Nothing seemed as bad.
I couldn’t remember what lunch had been about two minutes after eating it. I mean, it was soy paste and spirulina powder, but I didn’t even notice what artistic representation of real food they’d tried to mold it into with the food processors. Something like pasta and maybe faux chicken? I had to keep my eyes straight ahead the whole time so I couldn’t even look at it, and we had about five minutes to get through the line and shovel down the food before we were back at in-processing again.
This time, the tests were different. They popped me into a Virtual Reality pod with a neural halo hugging my temples, controls in my hands and under my feet, and projected spheres of various colors in the haze of grey surrounding me, with an aiming reticle in the center like I’d seen in virtual reality games I’d played a few times. On other people’s game sets. I couldn’t afford one and didn’t have an account. I moved the
controls in my hands experimentally and the reticle split into two, one for each hand, then I moved my legs and the view changed, the spheres growing closer or drawing farther away. I wondered if I was supposed to just keep trying to figure out the controls on my own, but the question was answered by what I assumed was an automated voice in my earphones.
“Place the left-hand reticle over the purple sphere and keep it there as long as possible, or until told to move it.”
It seemed simple enough, but when I tried it, the purple sphere began moving away and dodging to the right. I remembered what the foot controls had done and worked my heels up and down, gaining on the violet ball of light until I was able to put the left reticle into the center of it. It moved again but I moved with it, smiling through clenched teeth with a sort of childish satisfaction at the accomplishment.
“Now place the right-hand reticle over the green sphere, but try not to lose target-lock on the purple sphere.”
“Easy for you to say,” I muttered.
The green sphere was bobbing and weaving and Mr. Purple was still trying to evade as well, and I wound up with both arms extended, seeing a hazy vision of the different targets out of the corners of my peripheral vision. My feet were moving as if of their own accord, keeping my view moving, twisting the virtual world around to keep both spheres just in the edge of vision.
“Disengage with the purple target and lock onto the yellow target while maintaining your lock on the green target…”

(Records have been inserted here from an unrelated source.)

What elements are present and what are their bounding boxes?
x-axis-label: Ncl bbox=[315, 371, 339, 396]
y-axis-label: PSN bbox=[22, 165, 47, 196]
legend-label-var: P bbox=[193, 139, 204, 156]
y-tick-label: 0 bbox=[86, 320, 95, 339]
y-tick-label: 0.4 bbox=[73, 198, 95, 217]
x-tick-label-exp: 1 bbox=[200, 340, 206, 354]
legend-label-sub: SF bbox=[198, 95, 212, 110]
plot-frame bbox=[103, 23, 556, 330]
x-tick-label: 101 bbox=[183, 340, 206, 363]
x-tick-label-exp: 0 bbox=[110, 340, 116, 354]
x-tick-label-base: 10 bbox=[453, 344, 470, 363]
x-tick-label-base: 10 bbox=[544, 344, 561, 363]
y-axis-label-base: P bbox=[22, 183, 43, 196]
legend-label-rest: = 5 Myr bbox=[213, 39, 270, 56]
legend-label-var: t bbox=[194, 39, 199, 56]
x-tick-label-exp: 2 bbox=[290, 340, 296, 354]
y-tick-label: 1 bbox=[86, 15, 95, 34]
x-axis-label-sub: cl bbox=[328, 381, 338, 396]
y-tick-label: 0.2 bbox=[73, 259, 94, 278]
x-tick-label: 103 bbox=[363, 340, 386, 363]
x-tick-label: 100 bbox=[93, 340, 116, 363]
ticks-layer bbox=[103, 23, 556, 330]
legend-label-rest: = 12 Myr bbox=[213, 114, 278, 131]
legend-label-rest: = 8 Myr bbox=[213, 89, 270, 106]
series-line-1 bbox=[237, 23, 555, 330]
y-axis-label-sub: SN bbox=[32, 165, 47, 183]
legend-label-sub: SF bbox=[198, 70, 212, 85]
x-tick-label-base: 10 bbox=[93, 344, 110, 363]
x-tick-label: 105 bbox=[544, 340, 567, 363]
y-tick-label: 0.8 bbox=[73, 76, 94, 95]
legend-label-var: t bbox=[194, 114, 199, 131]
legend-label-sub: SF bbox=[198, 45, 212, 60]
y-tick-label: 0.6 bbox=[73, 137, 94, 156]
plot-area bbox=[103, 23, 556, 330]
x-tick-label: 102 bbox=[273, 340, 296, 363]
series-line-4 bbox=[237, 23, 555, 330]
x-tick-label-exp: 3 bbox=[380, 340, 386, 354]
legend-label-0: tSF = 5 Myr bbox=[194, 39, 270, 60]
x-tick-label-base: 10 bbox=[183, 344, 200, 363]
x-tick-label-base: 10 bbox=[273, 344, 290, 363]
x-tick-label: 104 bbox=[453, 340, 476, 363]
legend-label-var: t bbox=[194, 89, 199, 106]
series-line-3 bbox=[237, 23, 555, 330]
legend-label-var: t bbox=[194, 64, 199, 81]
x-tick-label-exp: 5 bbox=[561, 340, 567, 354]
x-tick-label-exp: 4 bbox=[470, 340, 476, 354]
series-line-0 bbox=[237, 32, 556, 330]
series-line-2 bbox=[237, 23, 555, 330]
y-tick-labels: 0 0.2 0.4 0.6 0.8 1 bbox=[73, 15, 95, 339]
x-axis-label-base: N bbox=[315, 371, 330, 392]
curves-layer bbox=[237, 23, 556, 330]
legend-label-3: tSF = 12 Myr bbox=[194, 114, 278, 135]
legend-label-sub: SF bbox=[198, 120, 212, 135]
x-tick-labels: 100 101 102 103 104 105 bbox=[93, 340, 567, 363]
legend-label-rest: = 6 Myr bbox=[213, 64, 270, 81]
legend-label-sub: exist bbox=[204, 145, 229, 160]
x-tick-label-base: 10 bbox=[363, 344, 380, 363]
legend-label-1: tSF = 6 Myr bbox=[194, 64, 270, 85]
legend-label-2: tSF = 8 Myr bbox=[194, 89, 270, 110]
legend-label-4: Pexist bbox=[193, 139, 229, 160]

And so it went, getting harder and harder, for what felt like hours. It probably wasn’t hours because I would have keeled over from dehydration if they’d kept me in the pod that long, but it was enough that I really had to go to the bathroom by the end. About halfway through, I would have been willing to swear the computer-generated voice was replaced by a live human. There was something qualitatively different about the tone of the instructions, and it almost seemed as if whoever was guiding me was doing their best to get me to screw up. I didn’t though. I never lost target lock for more than a few seconds.